Let me second Prof. Pestritto’s observation that the alternative to T.R.’s progressive (and statist) agenda is not a return to some idyllic 19th-century notion of small government. It is true that T.R. made the case for a strong national defense, but it does not follow that we would not have won World Wars I and II without his and FDR’s progressive agenda. Nor does is it the case that we would still be battling polio without the progressive expansion of government under FDR. The stricken president may well have lent his prestige to the effort, but the cure for polio was largely due to the private March of Dimes, just as more recent major medical advances are owing to private research. I’ll grant that there are certain big projects that government can successfully undertake, such as the space program, and that these can contribute to national greatness, but I am wary of assuming that greatness comes primarily from government actions. As the founders and Lincoln understood, the true greatness of America resides chiefly in the character of its people and in their capacity for republican self-government. And this in turn depends on the emergence of a statesman who is not afraid to lead, and who can make clear to Americans just what is at stake in this contest. In moments of peril, extraordinary leaders have sometimes emerged, but as 2012 makes all too clear, this is by no means guaranteed.

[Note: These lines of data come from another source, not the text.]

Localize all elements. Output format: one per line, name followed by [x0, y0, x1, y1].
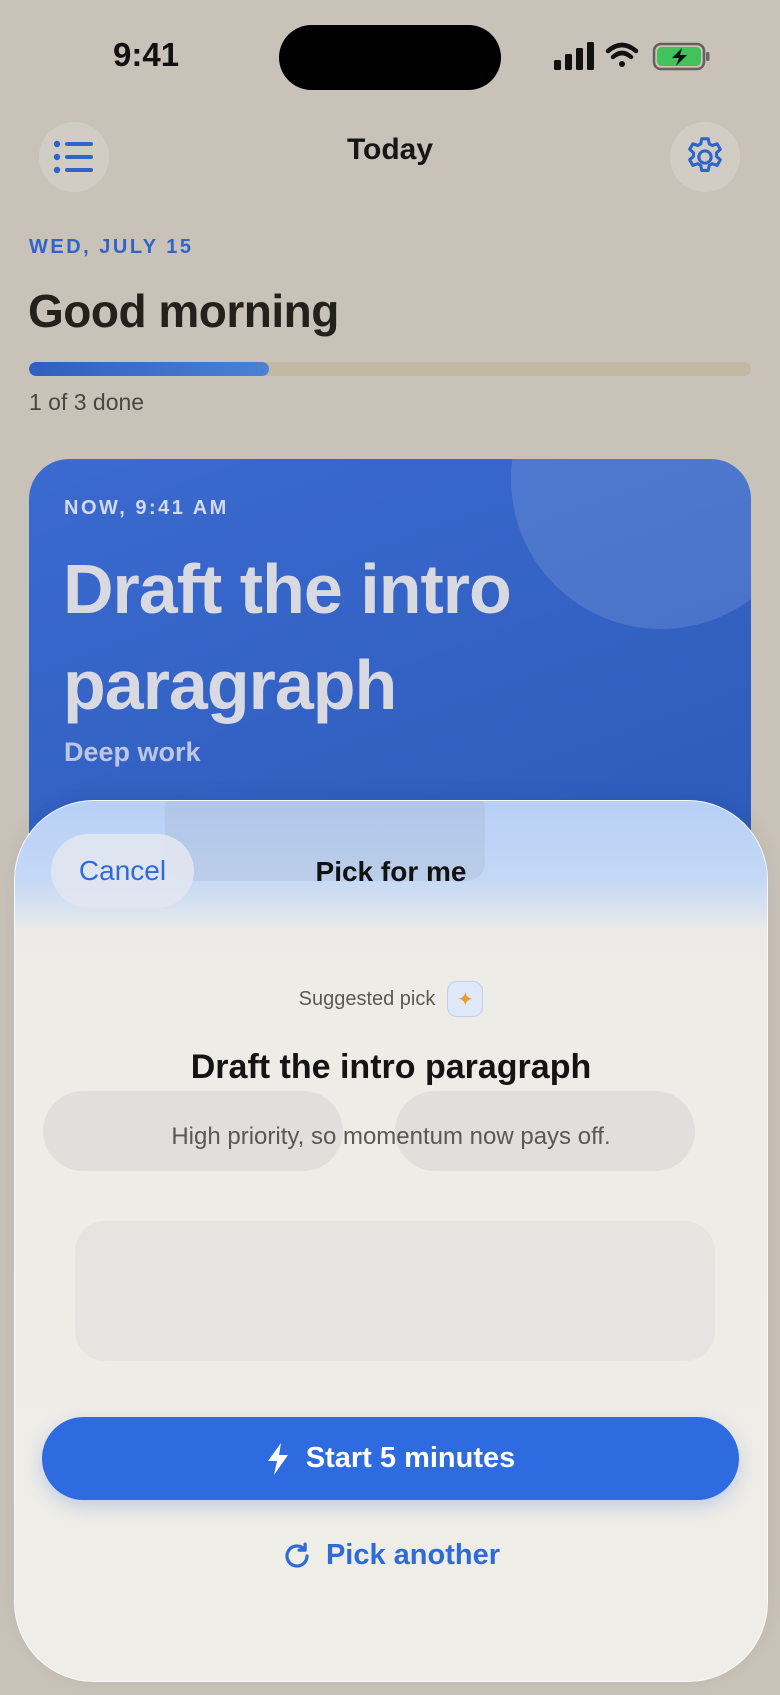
wifi-icon [605, 42, 639, 67]
daily-progress-fill [29, 362, 270, 376]
sheet-title: Pick for me [315, 856, 467, 887]
pick-another-label: Pick another [325, 1539, 501, 1571]
dynamic-island [279, 25, 501, 90]
status-time: 9:41 [113, 36, 180, 73]
gear-icon [688, 137, 722, 172]
blurred-backdrop [75, 1221, 715, 1361]
date-label: WED, JULY 15 [29, 236, 194, 258]
pick-for-me-sheet: Cancel Pick for me Suggested pick ✦ Draf… [14, 800, 768, 1682]
suggestion-reason: High priority, so momentum now pays off. [171, 1123, 611, 1150]
status-icons [554, 42, 710, 71]
start-button-label: Start 5 minutes [305, 1442, 516, 1474]
suggested-task-title: Draft the intro paragraph [190, 1048, 592, 1086]
top-nav: Today [0, 110, 780, 230]
progress-text: 1 of 3 done [29, 389, 145, 415]
sparkle-icon: ✦ [447, 981, 484, 1017]
cellular-signal-icon [554, 42, 594, 70]
settings-button[interactable] [670, 122, 740, 192]
bolt-icon [267, 1442, 288, 1475]
task-category: Deep work [64, 737, 201, 767]
nav-title: Today [346, 133, 434, 166]
status-bar: 9:41 [0, 0, 780, 110]
refresh-icon [285, 1542, 309, 1568]
greeting-heading: Good morning [28, 285, 339, 337]
suggested-pick-label: Suggested pick [298, 987, 436, 1010]
task-time-label: NOW, 9:41 AM [64, 497, 229, 519]
suggested-pick-row: Suggested pick ✦ [15, 981, 767, 1017]
battery-charging-icon [652, 42, 710, 71]
daily-progress-bar [29, 362, 751, 376]
task-title: Draft the intro paragraph [63, 550, 512, 724]
pick-another-button[interactable]: Pick another [15, 1539, 767, 1572]
start-5-minutes-button[interactable]: Start 5 minutes [42, 1417, 739, 1500]
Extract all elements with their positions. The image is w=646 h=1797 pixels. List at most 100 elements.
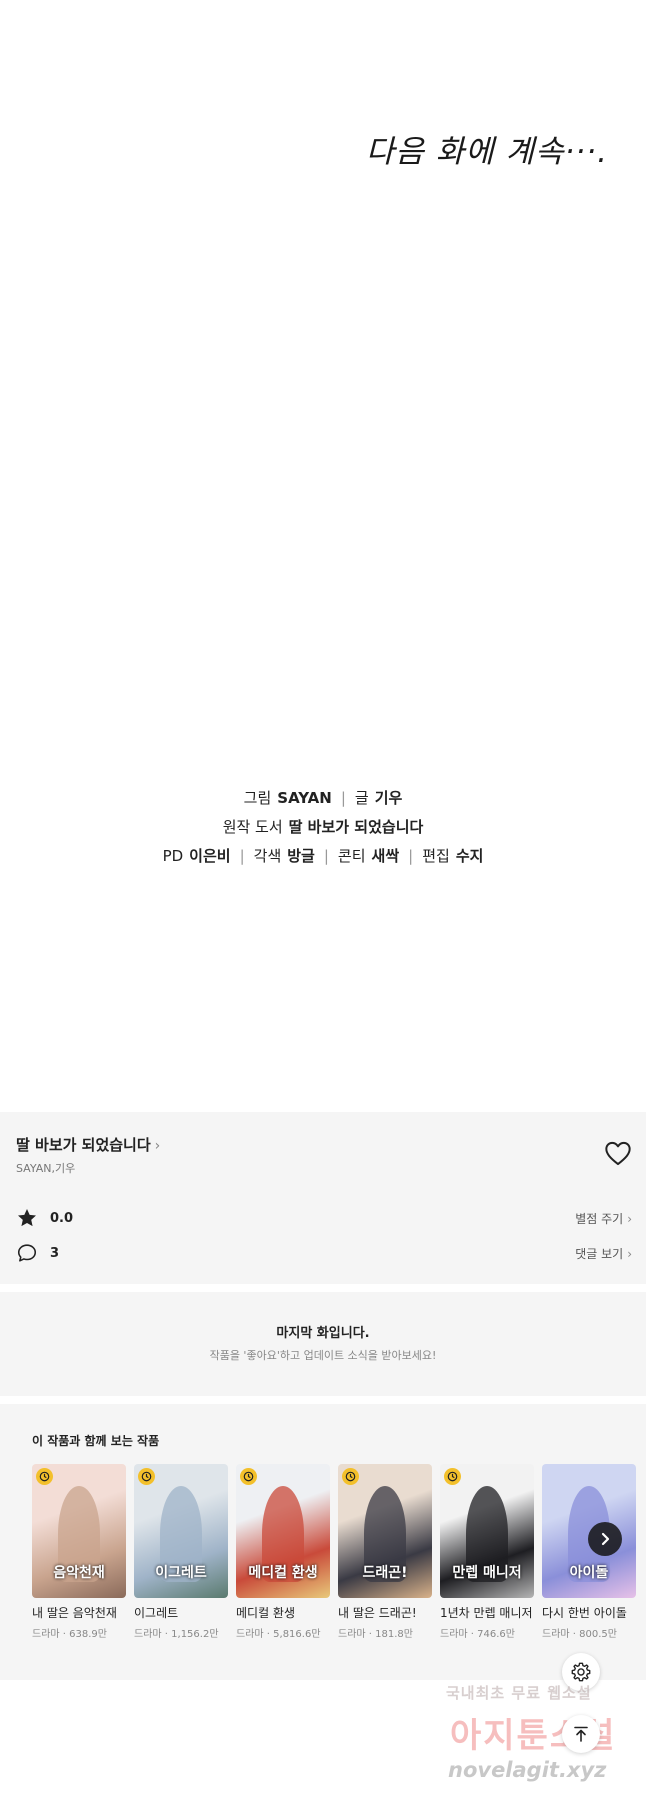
- divider: |: [323, 847, 329, 865]
- cover-logo: 만렙 매니저: [452, 1565, 522, 1581]
- clock-badge-icon: [138, 1468, 155, 1485]
- comment-count: 3: [50, 1245, 60, 1261]
- watermark-line-3: novelagit.xyz: [448, 1758, 607, 1782]
- card-title: 이그레트: [134, 1606, 179, 1620]
- recommendation-card[interactable]: 음악천재 내 딸은 음악천재 드라마 · 638.9만: [32, 1464, 126, 1640]
- recommendation-card[interactable]: 만렙 매니저 1년차 만렙 매니저 드라마 · 746.6만: [440, 1464, 534, 1640]
- recommendations-list: 음악천재 내 딸은 음악천재 드라마 · 638.9만 이그레트 이그레트 드라…: [32, 1464, 636, 1640]
- card-title: 메디컬 환생: [236, 1606, 296, 1620]
- original-value: 딸 바보가 되었습니다: [288, 818, 424, 836]
- card-meta: 드라마 · 1,156.2만: [134, 1629, 219, 1640]
- carousel-next-button[interactable]: [588, 1522, 622, 1556]
- editor-value: 수지: [455, 847, 484, 865]
- last-episode-title: 마지막 화입니다.: [276, 1326, 370, 1341]
- credits: 그림 SAYAN | 글 기우 원작 도서 딸 바보가 되었습니다 PD 이은비 | 각색 방글 |…: [0, 784, 646, 871]
- clock-badge-icon: [444, 1468, 461, 1485]
- heart-outline-icon: [605, 1141, 631, 1166]
- rating-row: 0.0 별점 주기 ›: [16, 1206, 632, 1230]
- card-genre: 드라마: [542, 1629, 570, 1640]
- pd-value: 이은비: [189, 847, 231, 865]
- cover-logo: 메디컬 환생: [248, 1565, 318, 1581]
- chevron-right-icon: ›: [627, 1211, 632, 1226]
- story-label: 글: [354, 789, 369, 807]
- comment-bubble-icon: [17, 1244, 37, 1262]
- cover-thumbnail: 이그레트: [134, 1464, 228, 1598]
- credits-row-2: 원작 도서 딸 바보가 되었습니다: [0, 813, 646, 842]
- recommendation-card[interactable]: 이그레트 이그레트 드라마 · 1,156.2만: [134, 1464, 228, 1640]
- card-title: 다시 한번 아이돌: [542, 1606, 627, 1620]
- comments-label: 댓글 보기: [575, 1246, 624, 1261]
- series-authors: SAYAN,기우: [16, 1162, 76, 1175]
- card-meta: 드라마 · 5,816.6만: [236, 1629, 321, 1640]
- rate-button[interactable]: 별점 주기 ›: [575, 1210, 632, 1227]
- card-genre: 드라마: [32, 1629, 60, 1640]
- arrow-up-icon: [574, 1726, 588, 1742]
- continue-text: 다음 화에 계속···.: [365, 134, 608, 170]
- series-title: 딸 바보가 되었습니다: [16, 1136, 151, 1154]
- cover-logo: 음악천재: [53, 1565, 105, 1581]
- card-meta: 드라마 · 181.8만: [338, 1629, 413, 1640]
- pd-label: PD: [162, 847, 184, 865]
- scroll-to-top-button[interactable]: [562, 1715, 600, 1753]
- editor-label: 편집: [422, 847, 450, 865]
- rate-label: 별점 주기: [575, 1211, 624, 1226]
- chevron-right-icon: ›: [627, 1246, 632, 1261]
- card-meta: 드라마 · 800.5만: [542, 1629, 617, 1640]
- watermark: 국내최초 무료 웹소설 아지툰소설 novelagit.xyz: [440, 1678, 646, 1797]
- cover-thumbnail: 음악천재: [32, 1464, 126, 1598]
- cover-thumbnail: 드래곤!: [338, 1464, 432, 1598]
- series-title-link[interactable]: 딸 바보가 되었습니다 ›: [16, 1134, 160, 1155]
- card-views: 638.9만: [69, 1629, 107, 1640]
- adapt-label: 각색: [253, 847, 282, 865]
- card-title: 1년차 만렙 매니저: [440, 1606, 533, 1620]
- card-views: 1,156.2만: [171, 1629, 219, 1640]
- card-title: 내 딸은 드래곤!: [338, 1606, 417, 1620]
- card-views: 746.6만: [477, 1629, 515, 1640]
- card-genre: 드라마: [236, 1629, 264, 1640]
- card-genre: 드라마: [134, 1629, 162, 1640]
- recommendation-card[interactable]: 드래곤! 내 딸은 드래곤! 드라마 · 181.8만: [338, 1464, 432, 1640]
- clock-badge-icon: [240, 1468, 257, 1485]
- card-views: 800.5만: [579, 1629, 617, 1640]
- card-genre: 드라마: [440, 1629, 468, 1640]
- original-label: 원작 도서: [222, 818, 283, 836]
- card-views: 5,816.6만: [273, 1629, 321, 1640]
- cover-thumbnail: 메디컬 환생: [236, 1464, 330, 1598]
- cover-logo: 드래곤!: [362, 1565, 408, 1581]
- recommendations-heading: 이 작품과 함께 보는 작품: [32, 1434, 160, 1448]
- divider: |: [239, 847, 245, 865]
- chevron-right-icon: ›: [154, 1138, 161, 1154]
- recommendation-card[interactable]: 메디컬 환생 메디컬 환생 드라마 · 5,816.6만: [236, 1464, 330, 1640]
- star-icon: [18, 1209, 36, 1227]
- cover-logo: 이그레트: [155, 1565, 207, 1581]
- like-button[interactable]: [604, 1140, 632, 1166]
- adapt-value: 방글: [287, 847, 315, 865]
- last-episode-subtitle: 작품을 '좋아요'하고 업데이트 소식을 받아보세요!: [209, 1349, 437, 1362]
- storyboard-value: 새싹: [371, 847, 400, 865]
- recommendation-card[interactable]: 아이돌 다시 한번 아이돌 드라마 · 800.5만: [542, 1464, 636, 1640]
- cover-logo: 아이돌: [569, 1565, 609, 1581]
- credits-row-1: 그림 SAYAN | 글 기우: [0, 784, 646, 813]
- card-genre: 드라마: [338, 1629, 366, 1640]
- divider: |: [408, 847, 414, 865]
- card-meta: 드라마 · 746.6만: [440, 1629, 515, 1640]
- view-comments-button[interactable]: 댓글 보기 ›: [575, 1245, 632, 1262]
- art-label: 그림: [243, 789, 272, 807]
- credits-row-3: PD 이은비 | 각색 방글 | 콘티 새싹 | 편집 수지: [0, 842, 646, 871]
- recommendations-panel: 이 작품과 함께 보는 작품 음악천재 내 딸은 음악천재 드라마 · 638.…: [0, 1404, 646, 1680]
- comment-row: 3 댓글 보기 ›: [16, 1241, 632, 1265]
- storyboard-label: 콘티: [337, 847, 366, 865]
- clock-badge-icon: [342, 1468, 359, 1485]
- cover-thumbnail: 만렙 매니저: [440, 1464, 534, 1598]
- card-views: 181.8만: [375, 1629, 413, 1640]
- divider: |: [340, 789, 346, 807]
- series-info-panel: 딸 바보가 되었습니다 › SAYAN,기우 0.0 별점 주기 › 3 댓글 보기…: [0, 1112, 646, 1284]
- card-title: 내 딸은 음악천재: [32, 1606, 117, 1620]
- story-value: 기우: [374, 789, 403, 807]
- last-episode-panel: 마지막 화입니다. 작품을 '좋아요'하고 업데이트 소식을 받아보세요!: [0, 1292, 646, 1396]
- art-value: SAYAN: [277, 789, 332, 807]
- card-meta: 드라마 · 638.9만: [32, 1629, 107, 1640]
- rating-value: 0.0: [50, 1210, 74, 1226]
- chevron-right-icon: [601, 1532, 610, 1546]
- watermark-line-1: 국내최초 무료 웹소설: [446, 1684, 592, 1702]
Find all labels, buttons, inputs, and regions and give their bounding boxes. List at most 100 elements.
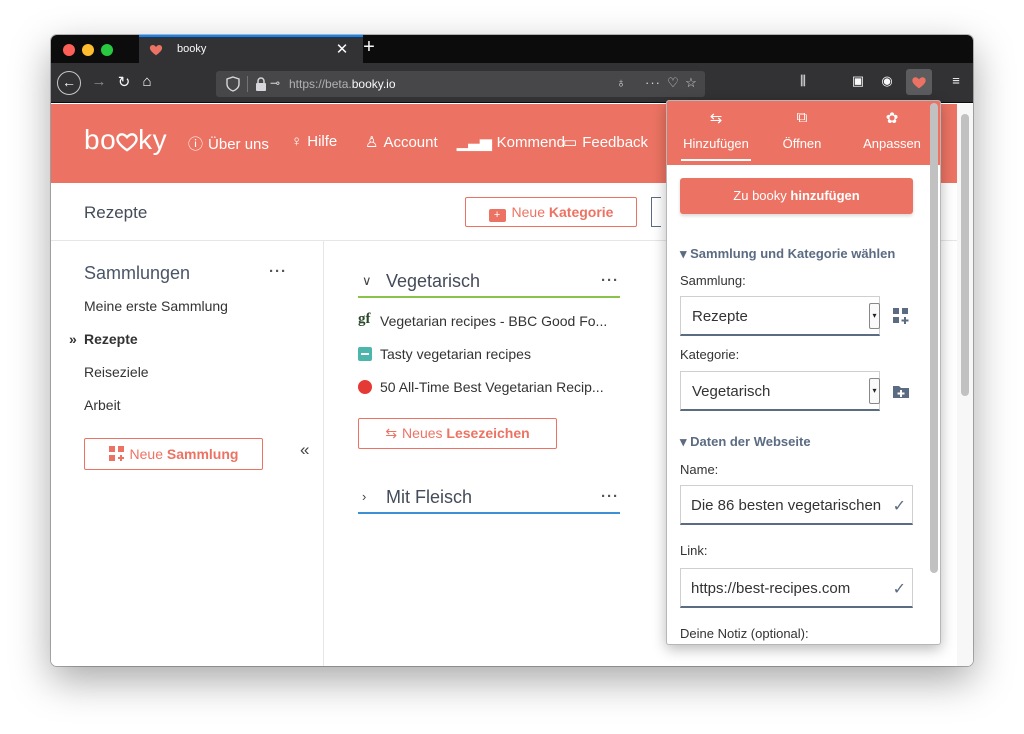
- heart-logo-icon: [116, 132, 138, 152]
- url-separator: [247, 76, 248, 92]
- tab-title: booky: [177, 43, 207, 55]
- section-website-heading[interactable]: ▾ Daten der Webseite: [680, 434, 811, 450]
- category-name: Vegetarisch: [386, 271, 481, 291]
- collection-select[interactable]: Rezepte ▾: [680, 296, 880, 336]
- back-button[interactable]: ←: [57, 71, 81, 95]
- palette-icon: ✿: [885, 110, 899, 127]
- reload-button[interactable]: ↻: [114, 73, 134, 91]
- chat-icon: ▭: [563, 134, 578, 151]
- category-name: Mit Fleisch: [386, 487, 473, 507]
- lightbulb-icon: ♀: [291, 133, 303, 150]
- active-tab-indicator: [681, 159, 751, 161]
- menu-icon[interactable]: ≡: [946, 73, 966, 88]
- bookmark-item[interactable]: Tasty vegetarian recipes: [358, 344, 620, 366]
- minimize-window-button[interactable]: [82, 44, 94, 56]
- add-link-icon: ⇆: [709, 110, 723, 127]
- key-icon[interactable]: ⊸: [270, 76, 280, 90]
- booky-extension-popup: ⇆ Hinzufügen ⧉ Öffnen ✿ Anpassen Zu book…: [666, 100, 941, 645]
- name-label: Name:: [680, 462, 719, 477]
- collections-title: Sammlungen: [84, 263, 191, 283]
- partially-hidden-button[interactable]: [651, 197, 661, 227]
- add-to-booky-button[interactable]: Zu booky hinzufügen: [680, 178, 913, 214]
- page-scrollbar[interactable]: [961, 114, 969, 396]
- food-favicon-icon: [358, 380, 372, 394]
- url-text[interactable]: https://beta.booky.io: [289, 77, 396, 91]
- new-category-button[interactable]: + Neue Kategorie: [465, 197, 637, 227]
- heart-icon: [912, 77, 926, 89]
- collection-item-rezepte[interactable]: Rezepte: [84, 331, 138, 347]
- chevron-right-icon[interactable]: ›: [362, 489, 366, 504]
- pocket-icon[interactable]: ♡: [664, 75, 682, 91]
- active-collection-marker: »: [69, 331, 77, 347]
- collections-more-icon[interactable]: ···: [269, 263, 287, 280]
- tab-strip: booky ✕ +: [51, 35, 973, 63]
- home-button[interactable]: ⌂: [137, 73, 157, 90]
- bookmark-item[interactable]: 50 All-Time Best Vegetarian Recip...: [358, 377, 620, 399]
- user-icon: ♙: [365, 134, 379, 151]
- check-icon: ✓: [888, 496, 906, 516]
- lightbulb-icon[interactable]: ♁: [612, 75, 630, 90]
- booky-extension-button[interactable]: [906, 69, 932, 95]
- info-icon: ⓘ: [188, 136, 204, 153]
- booky-logo[interactable]: bo ky: [84, 124, 167, 156]
- add-category-icon[interactable]: [892, 383, 910, 401]
- tab-add[interactable]: ⇆ Hinzufügen: [673, 101, 759, 165]
- link-label: Link:: [680, 543, 708, 558]
- account-icon[interactable]: ◉: [877, 73, 897, 89]
- category-select[interactable]: Vegetarisch ▾: [680, 371, 880, 411]
- popup-scrollbar[interactable]: [930, 103, 938, 573]
- forward-button[interactable]: →: [89, 73, 109, 90]
- check-icon: ✓: [888, 579, 906, 599]
- nav-upcoming[interactable]: ▁▃▅ Kommend: [457, 133, 565, 151]
- sidebar-icon[interactable]: ▣: [848, 73, 868, 89]
- new-collection-button[interactable]: Neue Sammlung: [84, 438, 263, 470]
- collection-label: Sammlung:: [680, 273, 746, 288]
- add-folder-icon: +: [488, 209, 506, 222]
- bookmark-item[interactable]: gf Vegetarian recipes - BBC Good Fo...: [358, 311, 620, 333]
- open-external-icon: ⧉: [796, 109, 808, 126]
- library-icon[interactable]: ⫼: [793, 73, 813, 89]
- section-collection-heading[interactable]: ▾ Sammlung und Kategorie wählen: [680, 246, 895, 262]
- collapse-sidebar-icon[interactable]: «: [300, 440, 309, 460]
- collection-item-arbeit[interactable]: Arbeit: [84, 397, 121, 413]
- navigation-toolbar: ← → ↻ ⌂ ⊸ https://beta.booky.io ♁ ··· ♡ …: [51, 63, 973, 103]
- shield-icon[interactable]: [226, 76, 240, 92]
- category-more-icon[interactable]: ···: [601, 272, 619, 289]
- popup-tabs: ⇆ Hinzufügen ⧉ Öffnen ✿ Anpassen: [667, 101, 940, 165]
- tab-customize[interactable]: ✿ Anpassen: [847, 101, 937, 165]
- heart-icon: [149, 45, 163, 56]
- chevron-down-icon: ▾: [869, 303, 880, 329]
- close-tab-icon[interactable]: ✕: [333, 40, 351, 58]
- chevron-down-icon: ▾: [869, 378, 880, 404]
- category-mit-fleisch[interactable]: › Mit Fleisch ···: [358, 482, 620, 514]
- bookmark-star-icon[interactable]: ☆: [682, 75, 700, 91]
- add-grid-icon: [108, 446, 124, 461]
- new-bookmark-button[interactable]: ⇆ Neues Lesezeichen: [358, 418, 557, 449]
- bar-chart-icon: ▁▃▅: [457, 134, 492, 151]
- maximize-window-button[interactable]: [101, 44, 113, 56]
- chevron-down-icon[interactable]: ∨: [362, 273, 372, 289]
- close-window-button[interactable]: [63, 44, 75, 56]
- nav-feedback[interactable]: ▭ Feedback: [563, 133, 648, 151]
- url-bar[interactable]: ⊸ https://beta.booky.io ♁ ··· ♡ ☆: [216, 71, 705, 97]
- tab-open[interactable]: ⧉ Öffnen: [767, 101, 837, 165]
- name-input[interactable]: Die 86 besten vegetarischen ✓: [680, 485, 913, 525]
- collection-item-first[interactable]: Meine erste Sammlung: [84, 298, 228, 314]
- collections-sidebar: Sammlungen ··· Meine erste Sammlung » Re…: [51, 241, 324, 666]
- category-more-icon[interactable]: ···: [601, 488, 619, 505]
- nav-about[interactable]: ⓘ Über uns: [188, 133, 269, 154]
- link-input[interactable]: https://best-recipes.com ✓: [680, 568, 913, 608]
- add-collection-icon[interactable]: [892, 307, 910, 325]
- lock-icon[interactable]: [255, 77, 267, 91]
- page-actions-icon[interactable]: ···: [644, 75, 662, 90]
- page-title: Rezepte: [84, 203, 148, 222]
- add-link-icon: ⇆: [385, 425, 398, 441]
- note-label: Deine Notiz (optional):: [680, 626, 809, 641]
- nav-account[interactable]: ♙ Account: [365, 133, 438, 151]
- category-label: Kategorie:: [680, 347, 740, 362]
- category-vegetarisch[interactable]: ∨ Vegetarisch ···: [358, 266, 620, 298]
- browser-tab[interactable]: booky ✕: [139, 35, 363, 63]
- collection-item-reiseziele[interactable]: Reiseziele: [84, 364, 149, 380]
- nav-help[interactable]: ♀ Hilfe: [291, 133, 337, 150]
- new-tab-button[interactable]: +: [359, 36, 379, 59]
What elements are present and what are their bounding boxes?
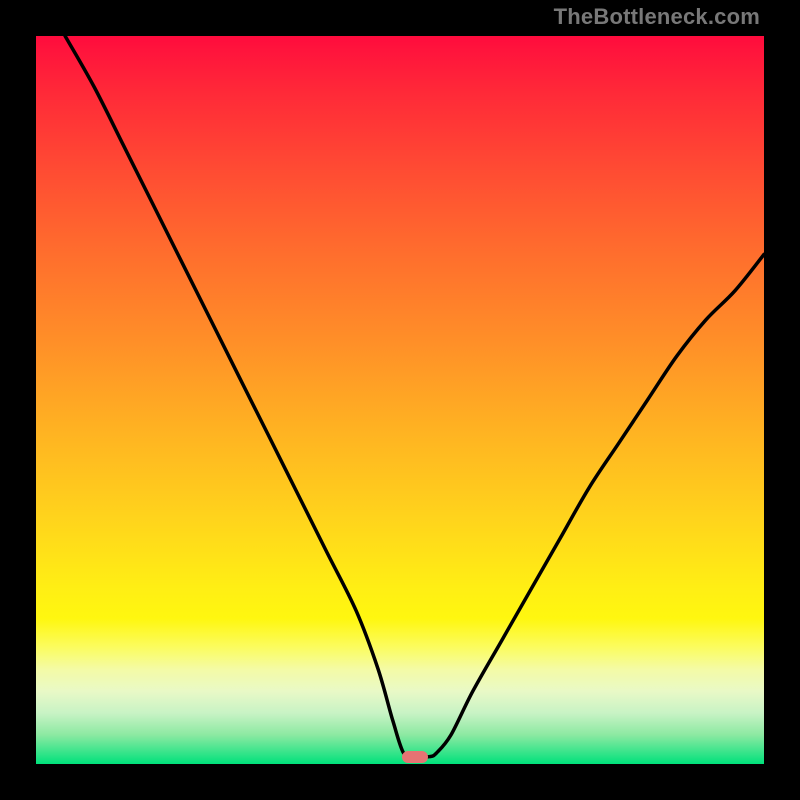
bottleneck-curve [36,36,764,764]
plot-area [36,36,764,764]
optimum-marker [402,751,428,763]
watermark-text: TheBottleneck.com [554,4,760,30]
chart-frame: TheBottleneck.com [0,0,800,800]
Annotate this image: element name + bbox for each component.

As for the question “what is to be done?” Prof. Yenor is right to urge conservatives to seize whatever opportunities arise. Scandals provide an opening, and might well be used to rein in the administrative state by subordinating it to the elected branches of government and the separation of powers enshrined in the Constitution. It also would not be a bad idea to keep pressing how far the powers given to Congress can constitutionally be delegated to unaccountable bureaucrats. Nor should conservatives overlook principled ways to aid working and middle-class families. But we should also steal a leaf from the Progressive playbook by trying to recapture control of the institutions that shape public opinion. Conservatives should buy up newspapers, or better still, the soft news outlets of magazines and daytime television. Most important of all, they should take on the education establishment and develop a curriculum that nurtures the desire for ordered liberty and republican self-government in the young. In short, we need a return, not to the Progressive policies and statist vision of Theodore Roosevelt, but to first principles.